If a man can observe his actions in everyday life, and if he has an awakened sense of justice and understanding, he will often find himself doing something which he had not intended to do, or saying something that he did not wish to say, or behaving in such a way that he asks himself, ‘Why was I such a fool!’ Sometimes he allows himself to love someone, to admire someone; it may go on for days, for weeks, for months, even years – although years may be very long – and then perhaps he feels that he was wrong, or something more attractive comes along. Then he is on another road and does not know where he is any more, nor whom he loves. In the action and reaction of his life a man sometimes does things on impulse, not considering what he is doing, and at other times he has, so to speak, a spell [i.e. a period] of goodness, and he goes on doing what he thinks is good. At other times a reaction sets in and all his goodness is gone. Then in his business or profession he gets an impulse: he must do this, or he must do that, and he seems to be full of strength and courage; sometimes he perseveres, and sometimes it lasts only a day or two and then he forgets what he was doing and does something else.
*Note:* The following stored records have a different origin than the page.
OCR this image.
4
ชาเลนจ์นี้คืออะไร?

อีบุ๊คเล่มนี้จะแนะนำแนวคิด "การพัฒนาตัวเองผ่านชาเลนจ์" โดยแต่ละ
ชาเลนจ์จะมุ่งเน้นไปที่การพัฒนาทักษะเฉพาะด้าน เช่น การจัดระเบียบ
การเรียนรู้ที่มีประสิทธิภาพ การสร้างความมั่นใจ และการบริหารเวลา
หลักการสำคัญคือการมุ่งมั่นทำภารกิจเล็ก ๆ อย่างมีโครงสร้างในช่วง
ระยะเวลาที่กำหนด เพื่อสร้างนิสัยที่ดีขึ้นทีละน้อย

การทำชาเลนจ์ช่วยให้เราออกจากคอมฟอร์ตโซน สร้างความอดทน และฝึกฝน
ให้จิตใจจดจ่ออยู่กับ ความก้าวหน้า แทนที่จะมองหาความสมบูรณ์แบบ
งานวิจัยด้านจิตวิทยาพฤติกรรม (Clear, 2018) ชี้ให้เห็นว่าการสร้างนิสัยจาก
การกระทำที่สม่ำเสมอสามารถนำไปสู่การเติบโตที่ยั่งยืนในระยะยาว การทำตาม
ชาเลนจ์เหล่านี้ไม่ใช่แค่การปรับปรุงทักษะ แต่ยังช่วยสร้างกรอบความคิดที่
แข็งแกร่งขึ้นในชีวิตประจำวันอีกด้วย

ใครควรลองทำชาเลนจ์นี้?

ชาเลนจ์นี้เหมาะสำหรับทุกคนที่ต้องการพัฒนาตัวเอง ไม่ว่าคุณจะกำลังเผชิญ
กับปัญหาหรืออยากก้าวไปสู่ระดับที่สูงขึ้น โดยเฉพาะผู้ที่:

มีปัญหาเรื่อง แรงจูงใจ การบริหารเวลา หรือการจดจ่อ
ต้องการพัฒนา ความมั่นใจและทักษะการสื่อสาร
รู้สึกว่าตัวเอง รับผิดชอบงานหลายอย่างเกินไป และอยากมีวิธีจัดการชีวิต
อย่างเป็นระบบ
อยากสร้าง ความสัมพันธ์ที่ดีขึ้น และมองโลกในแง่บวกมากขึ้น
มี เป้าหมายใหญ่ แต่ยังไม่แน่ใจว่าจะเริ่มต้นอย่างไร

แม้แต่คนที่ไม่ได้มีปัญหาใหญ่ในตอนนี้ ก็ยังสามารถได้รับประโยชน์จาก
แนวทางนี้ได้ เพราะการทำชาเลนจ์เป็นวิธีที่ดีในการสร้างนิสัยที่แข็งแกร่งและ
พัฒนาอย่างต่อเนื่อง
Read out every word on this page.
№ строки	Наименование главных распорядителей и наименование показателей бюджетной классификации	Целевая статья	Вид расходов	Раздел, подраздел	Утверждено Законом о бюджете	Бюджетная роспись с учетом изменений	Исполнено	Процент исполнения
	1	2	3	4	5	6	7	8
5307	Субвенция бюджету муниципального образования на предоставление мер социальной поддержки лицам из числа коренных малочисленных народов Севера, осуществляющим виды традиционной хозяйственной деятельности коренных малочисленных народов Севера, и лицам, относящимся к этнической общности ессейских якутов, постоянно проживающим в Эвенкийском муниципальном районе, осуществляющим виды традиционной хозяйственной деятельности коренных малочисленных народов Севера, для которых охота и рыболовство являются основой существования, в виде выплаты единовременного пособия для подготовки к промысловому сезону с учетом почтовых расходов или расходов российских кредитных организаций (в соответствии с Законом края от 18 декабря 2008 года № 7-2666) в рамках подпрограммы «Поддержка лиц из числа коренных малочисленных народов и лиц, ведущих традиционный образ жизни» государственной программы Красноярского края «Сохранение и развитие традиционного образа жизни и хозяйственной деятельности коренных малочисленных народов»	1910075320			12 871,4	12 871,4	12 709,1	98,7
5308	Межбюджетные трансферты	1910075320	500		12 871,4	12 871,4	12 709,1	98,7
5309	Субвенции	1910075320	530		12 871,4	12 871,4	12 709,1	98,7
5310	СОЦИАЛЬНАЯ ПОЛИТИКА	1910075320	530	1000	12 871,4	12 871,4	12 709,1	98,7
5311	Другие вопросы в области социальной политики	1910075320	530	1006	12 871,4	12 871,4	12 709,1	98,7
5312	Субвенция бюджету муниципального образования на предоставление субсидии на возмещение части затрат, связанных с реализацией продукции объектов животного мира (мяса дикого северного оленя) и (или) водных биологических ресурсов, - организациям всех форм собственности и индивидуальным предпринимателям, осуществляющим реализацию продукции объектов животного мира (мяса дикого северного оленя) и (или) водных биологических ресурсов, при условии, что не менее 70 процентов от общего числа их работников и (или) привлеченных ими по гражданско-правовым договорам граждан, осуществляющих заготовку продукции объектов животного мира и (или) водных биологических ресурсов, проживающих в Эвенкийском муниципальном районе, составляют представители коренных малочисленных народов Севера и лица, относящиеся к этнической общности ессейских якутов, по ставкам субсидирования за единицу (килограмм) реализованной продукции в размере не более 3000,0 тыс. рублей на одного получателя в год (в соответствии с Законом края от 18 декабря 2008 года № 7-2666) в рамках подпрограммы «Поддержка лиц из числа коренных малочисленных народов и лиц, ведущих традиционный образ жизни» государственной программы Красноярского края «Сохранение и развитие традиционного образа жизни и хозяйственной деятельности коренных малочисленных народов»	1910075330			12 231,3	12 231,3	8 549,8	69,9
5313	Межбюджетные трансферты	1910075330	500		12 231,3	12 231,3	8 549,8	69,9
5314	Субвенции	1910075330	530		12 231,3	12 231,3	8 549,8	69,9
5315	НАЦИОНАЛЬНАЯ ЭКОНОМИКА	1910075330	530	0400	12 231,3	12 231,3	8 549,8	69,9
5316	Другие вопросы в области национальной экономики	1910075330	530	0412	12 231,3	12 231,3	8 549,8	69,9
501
This shows that man in his life in the activity of the world is just like a piece of wood, lifted by the waves of the sea when they rise up, and cast down when they subside. That is why the Hindus have called the life of the world Bhavasagara, an ocean, an ever rising ocean. And man is floating on this ocean of worldly activity, not knowing what he is doing, not knowing where he is going. What seems to him of importance is only the moment which he calls the present; the past is a dream, the future is in a mist, and the only thing clear to him is the present

The attachment and love and affection of man are not very different from the attachment of the birds and animals. There is a time when the sparrow looks after its young and brings grains in its beak and puts them into the beak of its young ones, and they anxiously await the coming of their mother. And this goes on until their wings are grown, and once the young ones have known the branches of the tree and they have flown in the forests under the protection of their mother, they never again remember that mother who was so kind to them. There are moments of emotion, there are impulses of love, of attachment, of affection, but there comes a time when these pass; they pale and fade away. And there comes a time when a person thinks that there is something else he desires and something else he would like to love.